There were 200 sessions at the WEF. The main concern was the sluggish global economic recovery and its ramifications in the United States and the European Union. Hence, the keynote speakers were German Chancellor Angela Merkel, the Italian prime minister, International Monetary Fund (IMF) Managing Director Christine Legarde and European Central Bank President Mario Draghi.
Thus, Mr. Aquino was relegated to the sidelines of the forum with the topic “Partnering Against Corruption Initiative,” which gave him the platform to amplify his favorite anticorruption theme—the nexus between governance and economic growth.
However, he talked with Legarde after the IMF upgraded its growth forecasts of 6 percent and 5.5 percent next year for the Philippines, representing an upgrade from its 3.8-percent growth for both years. But the upgrade came with a warning.
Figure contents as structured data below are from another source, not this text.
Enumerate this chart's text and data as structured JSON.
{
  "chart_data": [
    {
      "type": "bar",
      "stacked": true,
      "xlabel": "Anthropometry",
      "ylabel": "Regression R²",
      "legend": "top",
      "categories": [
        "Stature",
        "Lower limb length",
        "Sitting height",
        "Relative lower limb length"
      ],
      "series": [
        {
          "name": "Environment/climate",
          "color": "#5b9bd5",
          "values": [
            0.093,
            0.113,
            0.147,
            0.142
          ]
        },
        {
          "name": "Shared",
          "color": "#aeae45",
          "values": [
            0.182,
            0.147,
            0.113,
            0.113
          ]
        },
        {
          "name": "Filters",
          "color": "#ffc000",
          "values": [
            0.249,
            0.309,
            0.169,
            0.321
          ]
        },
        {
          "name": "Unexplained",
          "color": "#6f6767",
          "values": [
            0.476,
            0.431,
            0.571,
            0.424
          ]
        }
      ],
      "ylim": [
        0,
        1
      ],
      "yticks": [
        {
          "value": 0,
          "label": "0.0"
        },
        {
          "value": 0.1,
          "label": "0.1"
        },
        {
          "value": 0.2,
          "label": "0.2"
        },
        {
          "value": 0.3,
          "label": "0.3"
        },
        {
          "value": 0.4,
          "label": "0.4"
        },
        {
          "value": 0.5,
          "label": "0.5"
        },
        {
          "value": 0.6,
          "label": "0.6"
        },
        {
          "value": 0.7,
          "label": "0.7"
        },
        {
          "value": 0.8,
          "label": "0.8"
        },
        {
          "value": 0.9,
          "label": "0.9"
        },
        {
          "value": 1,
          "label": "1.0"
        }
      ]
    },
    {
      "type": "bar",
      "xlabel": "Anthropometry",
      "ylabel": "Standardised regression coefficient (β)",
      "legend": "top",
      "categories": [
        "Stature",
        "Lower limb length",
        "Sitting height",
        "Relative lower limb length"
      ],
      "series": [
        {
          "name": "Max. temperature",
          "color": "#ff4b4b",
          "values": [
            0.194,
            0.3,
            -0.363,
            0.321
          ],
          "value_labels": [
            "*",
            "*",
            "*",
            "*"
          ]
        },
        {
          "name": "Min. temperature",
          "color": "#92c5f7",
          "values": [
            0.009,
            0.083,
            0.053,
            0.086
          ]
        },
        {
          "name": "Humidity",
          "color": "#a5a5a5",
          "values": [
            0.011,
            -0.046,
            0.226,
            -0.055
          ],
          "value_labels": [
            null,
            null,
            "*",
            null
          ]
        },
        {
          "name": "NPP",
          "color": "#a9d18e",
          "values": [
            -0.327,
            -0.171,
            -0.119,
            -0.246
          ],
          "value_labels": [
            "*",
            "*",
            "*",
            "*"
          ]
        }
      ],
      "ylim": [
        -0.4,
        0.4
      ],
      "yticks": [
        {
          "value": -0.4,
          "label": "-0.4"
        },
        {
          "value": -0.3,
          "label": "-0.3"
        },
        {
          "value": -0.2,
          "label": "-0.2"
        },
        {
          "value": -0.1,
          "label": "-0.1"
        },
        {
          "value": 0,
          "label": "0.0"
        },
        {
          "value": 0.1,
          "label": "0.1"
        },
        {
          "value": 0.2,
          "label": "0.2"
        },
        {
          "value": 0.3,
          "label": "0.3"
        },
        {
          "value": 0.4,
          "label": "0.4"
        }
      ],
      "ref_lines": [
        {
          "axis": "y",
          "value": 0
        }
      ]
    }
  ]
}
In an interview with CNBC in Davos, she said officials have to “consider the leading role played by the US economy” in any global upturn.
In the world, she said growth could be undermined if uncertainty persists over the issue of the US debt limit that has yet to be settled in the US Congress. “Confidence is something that is really fragile, can be eroded gradually, or broken down,” she said.
In his sick man statement of the Philippine economy,
Mr. Aquino recognized the vulnerability of the growth rate “in a world increasingly dominated by uncertainty and pessimism.” In regard to the exuberant claim of Mr. Aquino on the fantastic transformation of the economy from the basket case, this needs to be examined against certain information published ahead of the Davos summit.
According to the Economist magazine, as the “movers and shakers” head for Davos, their credentials as global leaders look anything but resilient. Their official theme will be “resilient dynamism,” but what they ought to be talking about is the “low level of trust of the public in their ability to do or say anything useful.”
The Economist cited the annual “Trust Barometer” survey published by Edelman, a public relations firm, which reports widespread skepticism about the ethics practiced by political and business leaders. Edelman asked people in 26 countries which institutions and business sectors they do (or do not) trust and what information they believe.
Edelman pointed out that if you look at levels of trust in the world today, on a five-year review, or since the 2008 financial crisis, there had been a sharp downturn in the level of credibility commanded by western institutions. Confidence in banks, for example, has tumbled sharply, while faith in government, and business has eroded, too. The media have also suffered.
A couple of decades ago, when Edelman asked people who they looked up to for guidance, they gave a high ranking to traditional “authority” figures, such as chief executives and political leaders. That is not the case now. These days, academics and technical experts are still trusted. But CEOs, government officials and regulators are at the bottom of the list. People put more trust in their peer group, defined as “person like me.”
Why the big gap between the trust in leaders and institutions they lead? Edelman suggests, according to the Economist, that leaders have been slow to adapt to the requirements of the world “in which top-down is no longer the best way to lead.”